General Motors has increased its financial projections for 2024 after significantly exceeding analysts’ expectations in its second-quarter report. The Detroit-based automaker has revised its anticipated adjusted earnings for the year to a range of $13 billion to $15 billion, an improvement from a previously expected range of $12.5 billion to $14.5 billion. Additionally, GM raised its targets for operating cash flow and earnings per share. While net income attributable to shareholders saw a slight downgrade of less than 1%, it is still projected to fall between $10 billion and $11.4 billion.
In the second quarter, GM’s revenue reached $47.9 billion, representing a more than 7% increase compared to last year, and surpassing Wall Street’s estimate of $45 billion. The company’s earnings per share stood at $3.06, exceeding the predicted $2.71, and marking a 60% rise from 2023. Net income rose by 14% to $2.9 billion, up from the previous $2.5 billion.
Following these strong results, GM’s stock rose nearly 5% in pre-market trading on Tuesday, reflecting a 37% increase over the course of the year. The company also declared a cash dividend for the third quarter, further boosting investor confidence.
CEO Mary Barra highlighted the successful performance of the company’s gas-powered trucks and SUVs in a letter to shareholders. She mentioned that GM is preparing to launch eight new or redesigned vehicle models in North America while also ramping up production of the electric Chevrolet Equinox. Barra expressed enthusiasm about their electric vehicles but emphasized a commitment to disciplined growth.
Earlier this month, Barra noted that GM will not meet its target of producing 1 million electric vehicles in North America by the end of 2025 due to a slowing market. However, she stated that the company would continue to be flexible and responsive to demand, although electric vehicle sales did see growth in the recent quarter.
Additionally, Barra announced that Cruise, GM’s autonomous driving division, would discontinue its Origin vehicle and instead concentrate on testing the next-generation Chevrolet Bolt in Texas and Arizona. This decision aims to address regulatory concerns regarding the unique design of the Origin and will help reduce production costs.
Looking forward, GM is also working to restructure its venture in China with SAIC Motor, facing challenges as the company reported a $104 million loss in the second quarter. The partnership has seen a significant drop in vehicle production, with a 70% reduction that led to a delivery of only 26,000 vehicles, half of what was delivered a year earlier.
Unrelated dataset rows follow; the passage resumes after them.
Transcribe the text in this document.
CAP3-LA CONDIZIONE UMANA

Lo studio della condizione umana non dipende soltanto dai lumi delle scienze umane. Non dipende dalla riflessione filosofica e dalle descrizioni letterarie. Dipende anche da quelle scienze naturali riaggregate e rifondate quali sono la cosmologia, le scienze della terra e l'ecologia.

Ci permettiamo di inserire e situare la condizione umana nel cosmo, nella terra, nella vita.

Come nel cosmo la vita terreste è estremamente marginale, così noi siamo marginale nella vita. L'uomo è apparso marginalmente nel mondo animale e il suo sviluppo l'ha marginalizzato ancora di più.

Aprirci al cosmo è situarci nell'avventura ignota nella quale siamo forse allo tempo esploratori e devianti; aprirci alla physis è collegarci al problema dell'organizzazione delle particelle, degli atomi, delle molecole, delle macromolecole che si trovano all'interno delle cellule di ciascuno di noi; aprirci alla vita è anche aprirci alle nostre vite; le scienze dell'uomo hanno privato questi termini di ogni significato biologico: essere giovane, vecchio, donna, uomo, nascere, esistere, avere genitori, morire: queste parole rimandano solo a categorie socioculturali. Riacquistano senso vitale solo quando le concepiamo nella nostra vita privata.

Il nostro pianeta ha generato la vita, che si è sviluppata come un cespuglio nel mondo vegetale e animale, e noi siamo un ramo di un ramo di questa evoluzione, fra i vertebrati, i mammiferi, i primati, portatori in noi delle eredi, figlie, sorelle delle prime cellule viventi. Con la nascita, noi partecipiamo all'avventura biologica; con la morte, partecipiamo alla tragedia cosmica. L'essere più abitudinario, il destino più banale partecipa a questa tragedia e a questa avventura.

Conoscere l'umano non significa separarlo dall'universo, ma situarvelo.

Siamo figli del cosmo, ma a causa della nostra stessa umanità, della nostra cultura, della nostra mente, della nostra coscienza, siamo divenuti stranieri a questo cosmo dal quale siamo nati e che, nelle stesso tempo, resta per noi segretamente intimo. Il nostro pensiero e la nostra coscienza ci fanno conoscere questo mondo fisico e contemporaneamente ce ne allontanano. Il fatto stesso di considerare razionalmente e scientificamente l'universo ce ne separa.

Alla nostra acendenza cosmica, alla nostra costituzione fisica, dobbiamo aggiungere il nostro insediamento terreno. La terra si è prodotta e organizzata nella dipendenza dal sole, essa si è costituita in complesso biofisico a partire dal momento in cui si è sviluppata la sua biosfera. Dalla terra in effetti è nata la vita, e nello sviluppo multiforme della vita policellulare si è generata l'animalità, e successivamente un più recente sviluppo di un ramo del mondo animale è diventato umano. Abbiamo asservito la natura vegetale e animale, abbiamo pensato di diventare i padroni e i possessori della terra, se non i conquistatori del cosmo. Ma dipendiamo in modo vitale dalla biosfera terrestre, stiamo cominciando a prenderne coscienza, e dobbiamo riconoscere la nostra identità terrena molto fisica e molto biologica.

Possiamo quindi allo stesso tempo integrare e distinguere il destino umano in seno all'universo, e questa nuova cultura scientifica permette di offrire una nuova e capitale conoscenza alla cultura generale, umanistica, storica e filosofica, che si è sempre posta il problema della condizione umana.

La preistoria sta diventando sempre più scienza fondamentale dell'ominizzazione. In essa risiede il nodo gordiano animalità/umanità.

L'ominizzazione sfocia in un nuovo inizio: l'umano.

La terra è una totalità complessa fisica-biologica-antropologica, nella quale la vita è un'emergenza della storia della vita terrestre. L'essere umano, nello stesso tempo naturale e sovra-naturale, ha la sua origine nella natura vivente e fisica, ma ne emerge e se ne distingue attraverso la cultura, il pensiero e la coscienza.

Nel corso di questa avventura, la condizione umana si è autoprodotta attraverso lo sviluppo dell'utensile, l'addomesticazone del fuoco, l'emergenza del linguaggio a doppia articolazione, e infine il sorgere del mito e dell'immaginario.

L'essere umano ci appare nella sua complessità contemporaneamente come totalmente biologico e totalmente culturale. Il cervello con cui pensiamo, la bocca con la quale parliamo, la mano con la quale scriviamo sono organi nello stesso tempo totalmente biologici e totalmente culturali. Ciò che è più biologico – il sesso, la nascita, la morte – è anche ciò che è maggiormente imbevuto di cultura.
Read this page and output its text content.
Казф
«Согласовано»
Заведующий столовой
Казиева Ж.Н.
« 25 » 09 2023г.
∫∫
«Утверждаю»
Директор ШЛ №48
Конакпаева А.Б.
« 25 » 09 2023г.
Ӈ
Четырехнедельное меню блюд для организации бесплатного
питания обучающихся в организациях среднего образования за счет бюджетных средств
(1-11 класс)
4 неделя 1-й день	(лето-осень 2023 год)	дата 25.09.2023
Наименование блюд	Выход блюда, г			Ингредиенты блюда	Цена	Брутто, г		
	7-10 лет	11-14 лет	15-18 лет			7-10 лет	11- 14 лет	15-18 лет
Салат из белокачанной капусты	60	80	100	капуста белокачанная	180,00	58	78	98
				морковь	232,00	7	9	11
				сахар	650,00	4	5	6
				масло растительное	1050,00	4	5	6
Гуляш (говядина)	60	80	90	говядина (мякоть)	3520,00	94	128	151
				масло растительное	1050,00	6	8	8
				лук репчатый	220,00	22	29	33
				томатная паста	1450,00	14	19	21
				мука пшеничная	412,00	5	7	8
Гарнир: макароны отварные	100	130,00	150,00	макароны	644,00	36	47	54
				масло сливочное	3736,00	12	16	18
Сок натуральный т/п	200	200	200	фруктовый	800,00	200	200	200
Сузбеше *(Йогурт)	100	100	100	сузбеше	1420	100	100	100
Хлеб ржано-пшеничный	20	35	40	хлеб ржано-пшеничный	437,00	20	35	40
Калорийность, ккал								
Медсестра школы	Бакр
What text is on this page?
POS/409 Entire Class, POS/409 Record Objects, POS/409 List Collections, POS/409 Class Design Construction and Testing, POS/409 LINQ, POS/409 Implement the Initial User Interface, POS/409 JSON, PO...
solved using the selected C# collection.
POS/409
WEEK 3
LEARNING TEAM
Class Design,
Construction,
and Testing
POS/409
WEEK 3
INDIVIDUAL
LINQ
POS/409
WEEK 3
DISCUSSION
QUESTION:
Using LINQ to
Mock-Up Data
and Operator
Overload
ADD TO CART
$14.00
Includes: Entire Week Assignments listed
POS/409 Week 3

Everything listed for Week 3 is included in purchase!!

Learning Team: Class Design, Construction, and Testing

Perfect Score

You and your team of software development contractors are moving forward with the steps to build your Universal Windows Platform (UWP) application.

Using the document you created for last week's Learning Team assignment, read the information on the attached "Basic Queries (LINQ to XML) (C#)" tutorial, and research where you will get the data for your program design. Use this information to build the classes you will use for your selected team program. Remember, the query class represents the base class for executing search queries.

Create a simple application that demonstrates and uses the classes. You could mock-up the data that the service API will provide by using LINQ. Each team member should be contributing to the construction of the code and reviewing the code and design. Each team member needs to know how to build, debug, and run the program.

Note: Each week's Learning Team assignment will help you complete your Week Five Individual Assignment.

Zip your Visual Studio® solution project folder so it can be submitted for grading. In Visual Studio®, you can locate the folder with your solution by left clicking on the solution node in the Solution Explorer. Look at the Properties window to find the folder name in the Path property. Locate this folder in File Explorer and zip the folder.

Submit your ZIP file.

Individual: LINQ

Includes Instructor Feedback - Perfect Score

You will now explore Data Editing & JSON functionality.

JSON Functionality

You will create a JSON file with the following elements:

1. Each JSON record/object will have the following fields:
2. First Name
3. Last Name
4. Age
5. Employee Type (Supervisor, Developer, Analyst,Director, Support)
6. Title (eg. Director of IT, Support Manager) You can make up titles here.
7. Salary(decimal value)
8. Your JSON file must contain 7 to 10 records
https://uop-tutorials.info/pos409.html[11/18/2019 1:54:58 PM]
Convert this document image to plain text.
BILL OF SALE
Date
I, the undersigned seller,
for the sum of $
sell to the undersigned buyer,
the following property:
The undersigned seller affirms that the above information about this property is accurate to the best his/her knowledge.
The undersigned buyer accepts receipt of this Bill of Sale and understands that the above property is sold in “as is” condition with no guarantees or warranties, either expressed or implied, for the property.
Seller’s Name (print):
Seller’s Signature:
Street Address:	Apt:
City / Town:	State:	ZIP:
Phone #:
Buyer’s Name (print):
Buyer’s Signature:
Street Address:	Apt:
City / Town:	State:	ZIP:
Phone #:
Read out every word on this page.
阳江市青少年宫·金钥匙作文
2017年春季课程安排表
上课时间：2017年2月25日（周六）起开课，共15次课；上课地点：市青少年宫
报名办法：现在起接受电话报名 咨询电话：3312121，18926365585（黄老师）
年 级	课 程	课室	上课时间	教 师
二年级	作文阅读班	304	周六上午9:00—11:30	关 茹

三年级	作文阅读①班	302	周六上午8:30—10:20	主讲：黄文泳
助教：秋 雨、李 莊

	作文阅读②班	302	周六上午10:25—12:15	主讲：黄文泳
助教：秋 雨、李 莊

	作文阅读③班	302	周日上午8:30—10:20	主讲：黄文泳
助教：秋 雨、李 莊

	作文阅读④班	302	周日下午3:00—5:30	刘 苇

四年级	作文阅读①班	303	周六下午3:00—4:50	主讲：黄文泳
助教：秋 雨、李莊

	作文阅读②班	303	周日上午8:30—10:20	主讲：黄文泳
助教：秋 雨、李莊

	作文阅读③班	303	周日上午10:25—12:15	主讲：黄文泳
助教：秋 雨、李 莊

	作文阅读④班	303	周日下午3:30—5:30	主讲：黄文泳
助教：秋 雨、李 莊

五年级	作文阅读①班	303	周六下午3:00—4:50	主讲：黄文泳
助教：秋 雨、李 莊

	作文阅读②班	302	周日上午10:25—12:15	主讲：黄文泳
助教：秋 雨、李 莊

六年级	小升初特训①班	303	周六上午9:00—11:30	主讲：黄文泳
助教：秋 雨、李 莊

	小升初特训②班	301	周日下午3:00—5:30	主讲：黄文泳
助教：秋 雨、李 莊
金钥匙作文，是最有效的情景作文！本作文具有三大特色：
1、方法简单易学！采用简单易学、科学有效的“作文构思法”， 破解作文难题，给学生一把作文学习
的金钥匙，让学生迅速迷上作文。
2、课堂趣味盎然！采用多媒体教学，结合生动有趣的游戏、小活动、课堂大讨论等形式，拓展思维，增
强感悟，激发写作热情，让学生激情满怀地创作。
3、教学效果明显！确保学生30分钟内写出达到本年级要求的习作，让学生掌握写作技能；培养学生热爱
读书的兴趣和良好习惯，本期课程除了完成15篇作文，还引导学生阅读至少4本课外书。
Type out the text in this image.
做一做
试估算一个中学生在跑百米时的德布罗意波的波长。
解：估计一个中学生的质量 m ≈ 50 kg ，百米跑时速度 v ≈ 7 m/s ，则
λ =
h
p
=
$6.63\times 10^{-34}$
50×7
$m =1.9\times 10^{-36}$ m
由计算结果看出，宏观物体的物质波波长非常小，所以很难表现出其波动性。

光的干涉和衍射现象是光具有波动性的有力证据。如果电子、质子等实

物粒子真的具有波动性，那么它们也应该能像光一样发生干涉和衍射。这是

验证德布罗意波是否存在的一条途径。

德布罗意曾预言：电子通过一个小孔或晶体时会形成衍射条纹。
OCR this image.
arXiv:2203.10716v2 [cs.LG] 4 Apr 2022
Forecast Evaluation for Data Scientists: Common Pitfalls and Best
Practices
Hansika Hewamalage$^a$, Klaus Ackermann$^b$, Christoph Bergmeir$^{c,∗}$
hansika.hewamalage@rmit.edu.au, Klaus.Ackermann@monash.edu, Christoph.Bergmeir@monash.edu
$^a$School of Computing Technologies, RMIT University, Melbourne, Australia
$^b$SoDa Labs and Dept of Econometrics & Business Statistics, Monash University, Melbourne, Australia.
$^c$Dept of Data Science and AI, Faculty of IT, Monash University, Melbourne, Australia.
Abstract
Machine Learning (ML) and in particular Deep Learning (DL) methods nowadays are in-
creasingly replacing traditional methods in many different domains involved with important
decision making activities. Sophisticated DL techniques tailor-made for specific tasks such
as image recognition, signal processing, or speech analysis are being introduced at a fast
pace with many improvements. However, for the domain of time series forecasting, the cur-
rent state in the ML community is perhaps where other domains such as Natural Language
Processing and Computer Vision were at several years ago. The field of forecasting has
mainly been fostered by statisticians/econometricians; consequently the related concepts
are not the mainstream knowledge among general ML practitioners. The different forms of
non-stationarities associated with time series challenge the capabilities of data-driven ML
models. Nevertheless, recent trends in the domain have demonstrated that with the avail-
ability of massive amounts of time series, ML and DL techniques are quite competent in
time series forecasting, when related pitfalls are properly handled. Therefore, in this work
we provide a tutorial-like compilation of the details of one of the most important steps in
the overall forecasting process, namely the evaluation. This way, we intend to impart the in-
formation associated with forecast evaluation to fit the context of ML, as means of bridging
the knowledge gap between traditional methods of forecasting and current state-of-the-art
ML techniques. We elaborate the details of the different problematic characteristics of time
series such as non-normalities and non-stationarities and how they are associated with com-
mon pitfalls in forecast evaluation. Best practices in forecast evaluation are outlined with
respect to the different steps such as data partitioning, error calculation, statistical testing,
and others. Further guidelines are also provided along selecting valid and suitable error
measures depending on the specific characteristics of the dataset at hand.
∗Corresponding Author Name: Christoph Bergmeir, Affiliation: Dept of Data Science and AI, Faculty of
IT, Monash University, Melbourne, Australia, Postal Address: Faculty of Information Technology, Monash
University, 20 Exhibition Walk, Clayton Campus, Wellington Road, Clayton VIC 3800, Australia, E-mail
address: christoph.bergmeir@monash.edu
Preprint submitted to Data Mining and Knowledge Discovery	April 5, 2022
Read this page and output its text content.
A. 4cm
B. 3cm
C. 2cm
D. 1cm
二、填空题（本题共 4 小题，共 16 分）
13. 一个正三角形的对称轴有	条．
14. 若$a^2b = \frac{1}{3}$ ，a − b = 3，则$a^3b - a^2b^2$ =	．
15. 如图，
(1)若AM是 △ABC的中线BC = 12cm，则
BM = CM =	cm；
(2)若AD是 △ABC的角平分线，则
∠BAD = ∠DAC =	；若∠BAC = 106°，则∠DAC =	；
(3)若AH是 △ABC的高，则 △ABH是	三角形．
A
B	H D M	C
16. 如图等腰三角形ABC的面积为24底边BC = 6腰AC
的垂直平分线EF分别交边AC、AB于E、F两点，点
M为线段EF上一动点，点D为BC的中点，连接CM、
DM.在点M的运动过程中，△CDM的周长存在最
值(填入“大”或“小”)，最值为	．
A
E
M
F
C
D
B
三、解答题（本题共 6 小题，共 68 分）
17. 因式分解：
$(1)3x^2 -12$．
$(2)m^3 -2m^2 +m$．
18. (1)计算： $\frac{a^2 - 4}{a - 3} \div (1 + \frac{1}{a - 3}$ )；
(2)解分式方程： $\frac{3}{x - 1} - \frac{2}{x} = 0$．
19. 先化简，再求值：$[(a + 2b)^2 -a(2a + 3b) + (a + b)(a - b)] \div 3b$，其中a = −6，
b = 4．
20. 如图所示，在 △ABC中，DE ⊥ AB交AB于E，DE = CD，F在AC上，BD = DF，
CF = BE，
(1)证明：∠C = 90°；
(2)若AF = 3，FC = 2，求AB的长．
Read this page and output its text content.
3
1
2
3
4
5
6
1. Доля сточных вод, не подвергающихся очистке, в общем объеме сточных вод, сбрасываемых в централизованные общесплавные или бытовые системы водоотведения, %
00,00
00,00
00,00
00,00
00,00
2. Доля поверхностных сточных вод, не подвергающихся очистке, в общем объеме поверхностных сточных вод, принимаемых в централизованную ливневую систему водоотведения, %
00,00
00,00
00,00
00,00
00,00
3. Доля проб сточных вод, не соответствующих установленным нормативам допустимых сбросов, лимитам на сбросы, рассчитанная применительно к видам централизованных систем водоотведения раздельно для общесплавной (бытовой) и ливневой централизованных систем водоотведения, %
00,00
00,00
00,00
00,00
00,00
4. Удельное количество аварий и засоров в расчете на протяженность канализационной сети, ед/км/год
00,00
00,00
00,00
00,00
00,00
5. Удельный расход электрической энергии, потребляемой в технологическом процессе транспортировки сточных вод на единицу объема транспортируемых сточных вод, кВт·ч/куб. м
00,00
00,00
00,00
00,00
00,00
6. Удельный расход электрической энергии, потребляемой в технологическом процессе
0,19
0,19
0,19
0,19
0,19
Overall, while GM navigates some obstacles, the company is showing strong financial performance and is committed to its vision of transforming mobility through innovative technologies, which could positively reshape its future in the automotive industry.
In summary, GM’s financial success in the second quarter, coupled with a strategic focus on both gas-powered and electric vehicles, positions the company well for growth despite some challenges in the market.